Journalism Is Verification
Mark Twain is quoted as saying that “reports of my death are greatly exaggerated.” Even today, with an uncountable number of news sources, it is possible to exaggerate in the same way.
When NBC News Capitol Hill reporter L. Russert reported on Twitter that Rep. Bill Young, the most senior Republican in Congress had died, only minutes later Fox News reported the same and then other people and media started retweeting the item.
Turns out the story was not true.
Admittedly, Young did die within hours, and apologies for the error came promptly as did corrections.
But the incident gave Twitter users the opportunity to scorn Russert and the media that copied his report.
Journalism 101: A tweet is not news until it’s verified.
Pay to Play in China
The New York Times reported that Chinese media are so used to getting paid for positive coverage that some even “have rate cards listing news-for-sale prices.”
“If one of my companies came up with a cure for cancer, I still couldn’t get journalists to come to the press conference without promising them a huge envelope filled with cash,” the paper quoted an investor saying.

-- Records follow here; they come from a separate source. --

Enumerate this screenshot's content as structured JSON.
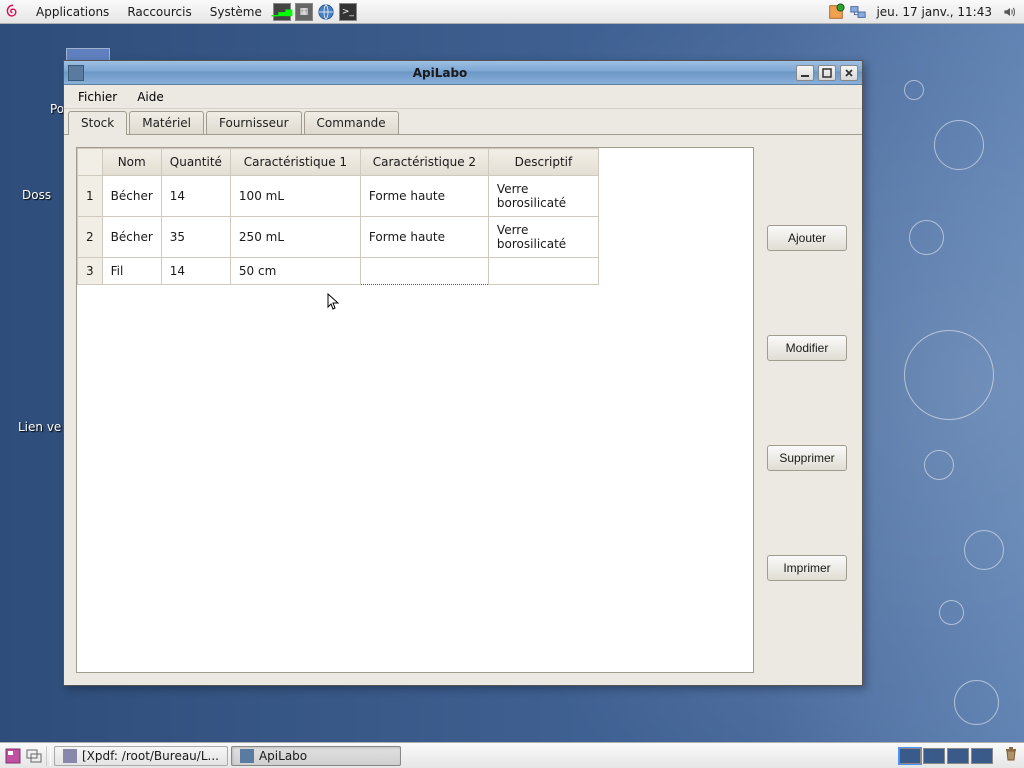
{
  "panel": {
    "menus": {
      "applications": "Applications",
      "raccourcis": "Raccourcis",
      "systeme": "Système"
    },
    "clock": "jeu. 17 janv., 11:43"
  },
  "desktop": {
    "label1": "Pos",
    "label2": "Doss",
    "label3": "Lien ve"
  },
  "window": {
    "title": "ApiLabo",
    "menubar": {
      "file": "Fichier",
      "help": "Aide"
    },
    "tabs": {
      "stock": "Stock",
      "materiel": "Matériel",
      "fournisseur": "Fournisseur",
      "commande": "Commande"
    },
    "table": {
      "headers": {
        "nom": "Nom",
        "quantite": "Quantité",
        "carac1": "Caractéristique 1",
        "carac2": "Caractéristique 2",
        "descriptif": "Descriptif"
      },
      "rows": [
        {
          "n": "1",
          "nom": "Bécher",
          "qte": "14",
          "c1": "100 mL",
          "c2": "Forme haute",
          "desc": "Verre borosilicaté"
        },
        {
          "n": "2",
          "nom": "Bécher",
          "qte": "35",
          "c1": "250 mL",
          "c2": "Forme haute",
          "desc": "Verre borosilicaté"
        },
        {
          "n": "3",
          "nom": "Fil",
          "qte": "14",
          "c1": "50 cm",
          "c2": "",
          "desc": ""
        }
      ]
    },
    "buttons": {
      "ajouter": "Ajouter",
      "modifier": "Modifier",
      "supprimer": "Supprimer",
      "imprimer": "Imprimer"
    }
  },
  "taskbar": {
    "task1": "[Xpdf: /root/Bureau/L...",
    "task2": "ApiLabo"
  }
}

Depending on the prominence of the coverage (in number of pages, video interview minutes, etc.) the cost can be in the thousands of dollars. A positive reference in Workers’ Daily, The Times said, would be $1 per Chinese character. If a company official wants to be in an exclusive interview for a news program it may cost the equivalent of $9,000, The Times said.
All this is happening while the Chinese government is censoring the Internet and putting dissidents in jail.
These new capitalist communists are something else, aren’t they?